Are the Purusha, the world-being and world-material different things? Sri Aurobindo explains that the Purusha which is "the cause and self our individuality" makes a conscious extension of itself to perceive itself as one with the world-being. (Ibid) In fact it embraces the whole world and all other beings in a movement of universality. This results in two unique desiderata:

(a) The conscious extension of the Purusha abolishes the barriers of self-limitation and individualisation, and

(b) By the perception of its own infinite universality, it goes beyond the ambit of separative individuality.

The result? "By that very act the individual ceases to be the self-limiting ego; in other words, our false consciousness of existing only by self-limitation, by rigid distinction of ourselves from the rest of the being and becoming is transcended; our identification of ourselves with our personal and temporal individualisation in a particular mind and body is abolished." (Ibid)
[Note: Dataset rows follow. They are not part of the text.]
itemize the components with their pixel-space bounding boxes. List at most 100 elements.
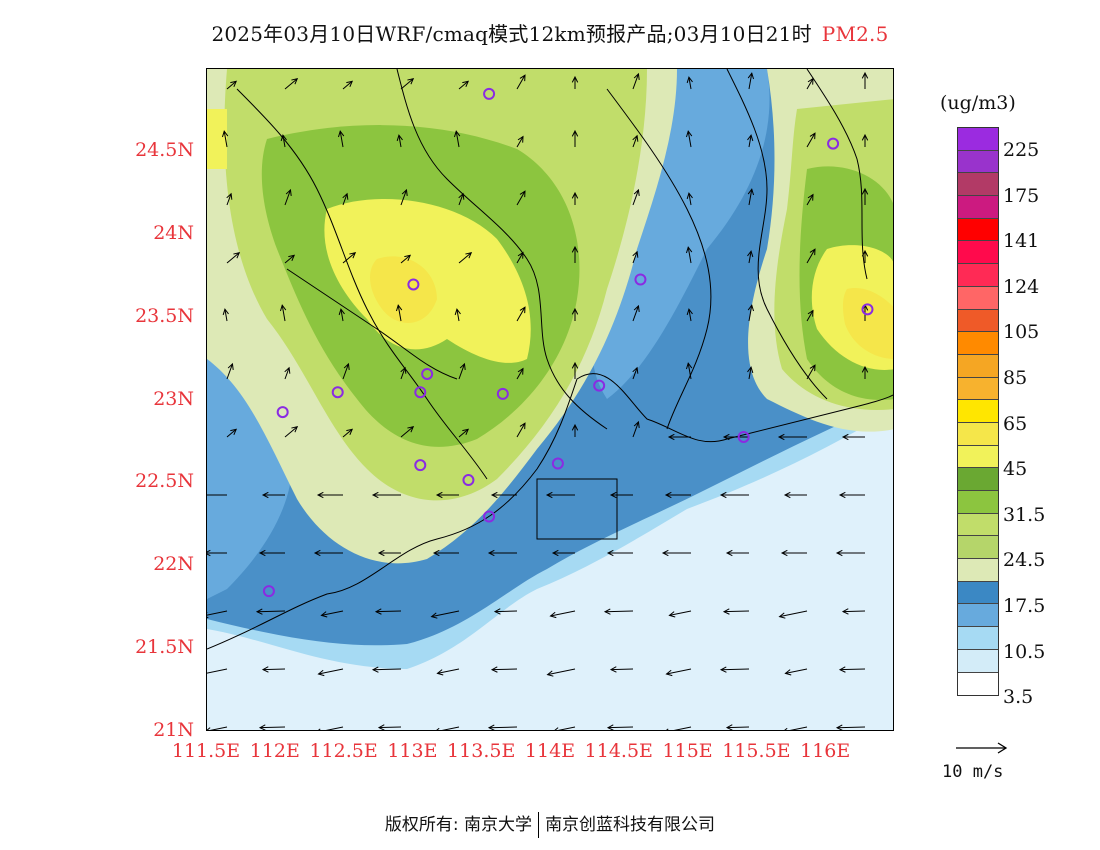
wind-arrow xyxy=(371,491,401,499)
wind-arrow xyxy=(685,246,693,264)
y-tick-label: 22N xyxy=(153,553,194,576)
wind-arrow xyxy=(747,250,754,264)
station-marker xyxy=(262,585,275,598)
station-marker xyxy=(414,459,427,472)
wind-arrow xyxy=(371,666,402,673)
station-marker xyxy=(483,87,496,100)
forecast-map xyxy=(206,68,894,731)
wind-arrow xyxy=(255,608,286,615)
wind-arrow xyxy=(458,80,470,90)
station-marker xyxy=(276,406,289,419)
wind-arrow xyxy=(632,304,640,322)
x-tick-label: 112E xyxy=(249,740,300,762)
station-marker xyxy=(827,137,840,150)
wind-arrow xyxy=(490,491,517,499)
wind-arrow xyxy=(686,308,693,322)
wind-arrow xyxy=(719,491,749,499)
wind-arrow xyxy=(747,134,754,148)
wind-arrow xyxy=(571,307,579,321)
wind-arrow xyxy=(207,668,228,674)
wind-arrow xyxy=(806,309,814,322)
legend-unit: (ug/m3) xyxy=(940,92,1016,114)
y-tick-label: 21.5N xyxy=(135,636,194,659)
wind-arrow xyxy=(454,308,461,322)
station-marker xyxy=(331,386,344,399)
wind-arrow xyxy=(516,306,526,322)
wind-arrow xyxy=(284,426,299,438)
wind-arrow xyxy=(835,724,866,730)
wind-arrow xyxy=(665,668,692,677)
land-yellow xyxy=(207,109,893,370)
station-marker xyxy=(421,367,434,380)
wind-arrow xyxy=(747,188,755,206)
y-tick-label: 23N xyxy=(153,387,194,410)
wind-arrow xyxy=(226,428,238,438)
colorbar-cell xyxy=(958,400,998,423)
wind-arrow xyxy=(666,726,692,730)
wind-arrow xyxy=(806,364,816,380)
wind-arrow xyxy=(784,726,808,730)
wind-arrow xyxy=(685,130,693,148)
colorbar-cell xyxy=(958,536,998,560)
wind-arrow xyxy=(436,668,460,676)
colorbar-label: 105 xyxy=(1003,321,1040,344)
wind-arrow xyxy=(783,491,807,499)
wind-arrow xyxy=(258,549,285,557)
wind-arrow xyxy=(458,362,466,380)
wind-arrow xyxy=(226,80,238,90)
wind-arrow xyxy=(493,608,518,615)
wind-arrow xyxy=(490,666,518,673)
wind-arrow xyxy=(313,549,343,557)
wind-arrow xyxy=(838,491,865,499)
wind-arrow xyxy=(226,252,241,264)
wind-arrow xyxy=(284,188,292,206)
wind-vectors xyxy=(207,71,869,730)
wind-arrow xyxy=(806,193,814,206)
station-markers xyxy=(262,87,874,598)
wind-arrow xyxy=(279,304,287,322)
chart-title: 2025年03月10日WRF/cmaq模式12km预报产品;03月10日21时 P… xyxy=(0,18,1100,47)
wind-arrow xyxy=(430,610,460,619)
wind-arrow xyxy=(377,549,401,557)
colorbar-cell xyxy=(958,581,998,605)
colorbar-label: 10.5 xyxy=(1003,640,1046,663)
wind-arrow xyxy=(778,610,808,619)
wind-arrow xyxy=(661,549,691,557)
wind-arrow xyxy=(551,549,575,557)
x-tick-label: 113E xyxy=(387,740,438,762)
wind-arrow xyxy=(571,75,579,89)
wind-arrow xyxy=(747,72,755,90)
colorbar-label: 225 xyxy=(1003,139,1040,161)
wind-arrow xyxy=(458,252,473,264)
colorbar-cell xyxy=(958,649,998,673)
wind-arrow xyxy=(435,491,459,499)
colorbar-label: 141 xyxy=(1003,230,1040,253)
wind-arrow xyxy=(686,192,693,206)
wind-arrow xyxy=(806,77,814,90)
colorbar-cell xyxy=(958,513,998,537)
wind-arrow xyxy=(861,71,869,89)
colorbar-cell xyxy=(958,264,998,287)
wind-arrow xyxy=(632,188,640,206)
station-marker xyxy=(634,273,647,286)
title-pollutant: PM2.5 xyxy=(821,22,889,46)
wind-arrow xyxy=(747,304,755,322)
station-marker xyxy=(414,386,427,399)
wind-arrow xyxy=(632,420,640,438)
y-tick-label: 24.5N xyxy=(135,138,194,161)
x-tick-label: 116E xyxy=(800,740,851,762)
wind-arrow xyxy=(545,491,575,499)
colorbar-cell xyxy=(958,150,998,174)
wind-arrow xyxy=(317,668,344,677)
wind-arrow xyxy=(261,666,286,673)
wind-arrow xyxy=(571,423,579,437)
wind-arrow xyxy=(632,250,639,264)
wind-arrow xyxy=(284,366,291,380)
wind-arrow xyxy=(571,361,579,379)
wind-arrow xyxy=(207,549,227,557)
wind-arrow xyxy=(841,608,866,615)
wind-arrow xyxy=(400,426,415,438)
wind-arrow xyxy=(722,608,750,615)
wind-arrow xyxy=(780,549,807,557)
wind-arrow xyxy=(806,248,816,264)
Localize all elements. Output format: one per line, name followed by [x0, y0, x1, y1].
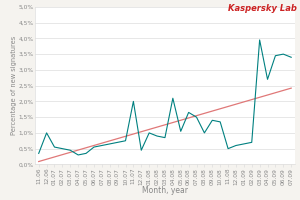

Yet that does not mean that the truth of individuality and individualisation disappears. It appears in a new denouement. Individuality is not a limited temporal and ego-bound phenomenon but an unique and conscious centre of universality. In this new realignment, the soul considers the world-material as not something external from which it has to draw sustenance but something which is subjectively held in oneself. Rather, the soul "embraces both its world-material and its individualized experience of spatial and temporal activities in a free and enlarged consciousness. In this new consciousness the spiritual individual perceives its true self to be one in being with the Transcendence and seated and dwelling within it, and no longer takes its constructed individuality as anything more than a formation for world-experience." (Ibid, pg.369)

The Self manifests in different poises. The Transcendent Self or Supreme Being cosmicises to become the universal being or world-being. It also individualizes to become the individual Purusha. Therefore the very matrix of Self facilitates our experience of unity which simultaneously is the basis of cosmic differentiation and multiple individuality which are the powers of the Self. And this whole phenomenon basks in the Bliss or Ananda which is the value aspect of the Self. If we accept the Transcendent Self or Divine Being as the true Reality and excise the phenomenon of cosmic differentiation or multiple individuality from the ambit of unity, we would actually be disregarding the powers of the Self and the value of Bliss which motivates the expression of the powers. An exclusive concentration on the Transcendent self would lead the spiritual seeker to experience peace and unity in a "motionless identity" (Ibid) without the joy or rapture of union. Such an experience has its own validity but would not uphold the integrality of Reality needed for the ultimate perfection.